Later on in the guide, you'll learn about utilizing configs when deploying a service.
Configs cannot be updated, but they can be viewed. This makes them more appropriate for containing non-sensitive data used by services. If you're intending on updating a config utilized by a service, you will need to:
- Create a new config in Docker.
- Configure the relevant services to utilize the new config and delete the utilization of the old config.
- Delete the old config in Docker.
Learn about Docker secrets
To learn more about Docker secrets, please see the official Docker documentation on managing sensitive data with Docker secrets.
In the Secrets tab, you can click the New secret button to create a secret for utilization in services.
Secrets store confidential information such as passwords, SSH private keys or SSL certificates. Secrets are mounted into virtual files that are accessible inside your container, typically in
/var/run/secrets/. These files are encrypted at rest and in transit and can only be decrypted by containerized services configured to utilize the secret.
Later on in the guide, you'll learn about utilizing secrets when deploying a service. We've created a video tutorial for creating and using secrets below.
Secrets cannot be viewed nor can they be updated. If you're intending on updating a secret utilized by a service, you will need to:
- Create a new secret in Docker.
- Configure the relevant services to utilize the new secret and delete the utilization of the old secret.
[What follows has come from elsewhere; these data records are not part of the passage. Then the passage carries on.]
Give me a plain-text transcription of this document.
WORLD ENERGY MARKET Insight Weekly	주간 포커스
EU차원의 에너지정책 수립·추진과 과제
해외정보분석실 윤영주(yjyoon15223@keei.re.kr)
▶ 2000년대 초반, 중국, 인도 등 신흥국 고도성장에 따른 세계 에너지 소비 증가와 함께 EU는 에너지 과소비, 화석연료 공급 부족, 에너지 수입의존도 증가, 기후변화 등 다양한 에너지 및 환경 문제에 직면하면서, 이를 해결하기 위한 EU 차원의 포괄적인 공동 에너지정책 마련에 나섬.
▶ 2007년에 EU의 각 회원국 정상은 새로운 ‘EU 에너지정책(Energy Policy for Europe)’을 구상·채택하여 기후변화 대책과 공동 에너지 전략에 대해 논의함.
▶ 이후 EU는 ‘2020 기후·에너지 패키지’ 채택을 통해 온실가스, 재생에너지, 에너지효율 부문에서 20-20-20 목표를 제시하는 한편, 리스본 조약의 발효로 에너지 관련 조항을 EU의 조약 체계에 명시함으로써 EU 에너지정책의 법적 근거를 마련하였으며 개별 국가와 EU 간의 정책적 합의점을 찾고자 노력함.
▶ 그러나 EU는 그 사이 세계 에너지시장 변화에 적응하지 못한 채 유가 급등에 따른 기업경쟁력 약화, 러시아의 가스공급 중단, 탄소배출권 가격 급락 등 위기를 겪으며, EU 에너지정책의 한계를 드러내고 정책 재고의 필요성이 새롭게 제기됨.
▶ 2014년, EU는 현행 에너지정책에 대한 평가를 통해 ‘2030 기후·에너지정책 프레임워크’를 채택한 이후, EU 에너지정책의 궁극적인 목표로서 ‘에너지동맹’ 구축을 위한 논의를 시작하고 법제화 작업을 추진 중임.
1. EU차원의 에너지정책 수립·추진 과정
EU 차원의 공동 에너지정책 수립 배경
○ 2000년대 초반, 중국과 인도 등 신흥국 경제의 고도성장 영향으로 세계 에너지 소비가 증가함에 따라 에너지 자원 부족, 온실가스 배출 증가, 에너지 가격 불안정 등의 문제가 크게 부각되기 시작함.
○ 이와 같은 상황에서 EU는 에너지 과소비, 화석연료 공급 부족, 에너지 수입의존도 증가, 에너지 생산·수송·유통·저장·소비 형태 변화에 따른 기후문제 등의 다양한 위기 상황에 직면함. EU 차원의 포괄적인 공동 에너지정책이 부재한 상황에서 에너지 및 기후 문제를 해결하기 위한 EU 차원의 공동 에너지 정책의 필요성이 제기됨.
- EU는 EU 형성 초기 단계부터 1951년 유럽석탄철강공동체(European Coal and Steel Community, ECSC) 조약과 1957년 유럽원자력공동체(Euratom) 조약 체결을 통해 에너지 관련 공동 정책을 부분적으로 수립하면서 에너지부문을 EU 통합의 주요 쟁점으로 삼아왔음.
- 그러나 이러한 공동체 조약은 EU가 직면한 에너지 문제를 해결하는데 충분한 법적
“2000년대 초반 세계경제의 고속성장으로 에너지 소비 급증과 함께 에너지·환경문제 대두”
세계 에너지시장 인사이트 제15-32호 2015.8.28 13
- Delete the old secret in Docker.
Learn about Docker volumes
To learn more about Docker volumes, please see the official Docker documentation on using volumes.
In the Volumes tab, you can click the New volume button to create a volume mapping for utilization in services.
Volumes are used to persist data and to share data between containers. When a volume mapping is created in MedStack Control, the data stored to that volume persists on the node's disk beyond the lifecycle thanks to MedStack Control's backup and restore system for Docker.
It's important to note that volume data is not synchronized nor copied to other node disks. Thus:
- Volumes will only exist on the disks of nodes running the service as a container, and;
- The data inside that volume will only pertain to the data managed by the container running on the node.
Furthermore, data required by containers is only backed up if that data is mapped to a Docker volume. If data is not stored in a Docker volume, it will be destroyed when the container is destroyed.
In order to upload data, there must be at least one volume mapping created.
- Click the Upload data button.
- Click the BROWSE button to select the desired file from your file system.
- Select the volume mapping for inferring the destination.
- Select the node containing the volume where you'd like to upload the data. The data will be stored on the selected node's disk.
Since the path of a volume is specified in a service's configuration, data can only be uploaded to nodes that are actively running a container configured with the volume mapping.
MedStack Control supports local volume mounts only and does not support bind mounts. Bind mounts are convenient for development but are not available in MedStack Control environments. As such, we encourage the utilization of volume mounts over bind mounts.
Volumes may be added automatically by MedStack managed services to track internal data such as TLS certificates, such as the acme volume created by the load balancer service.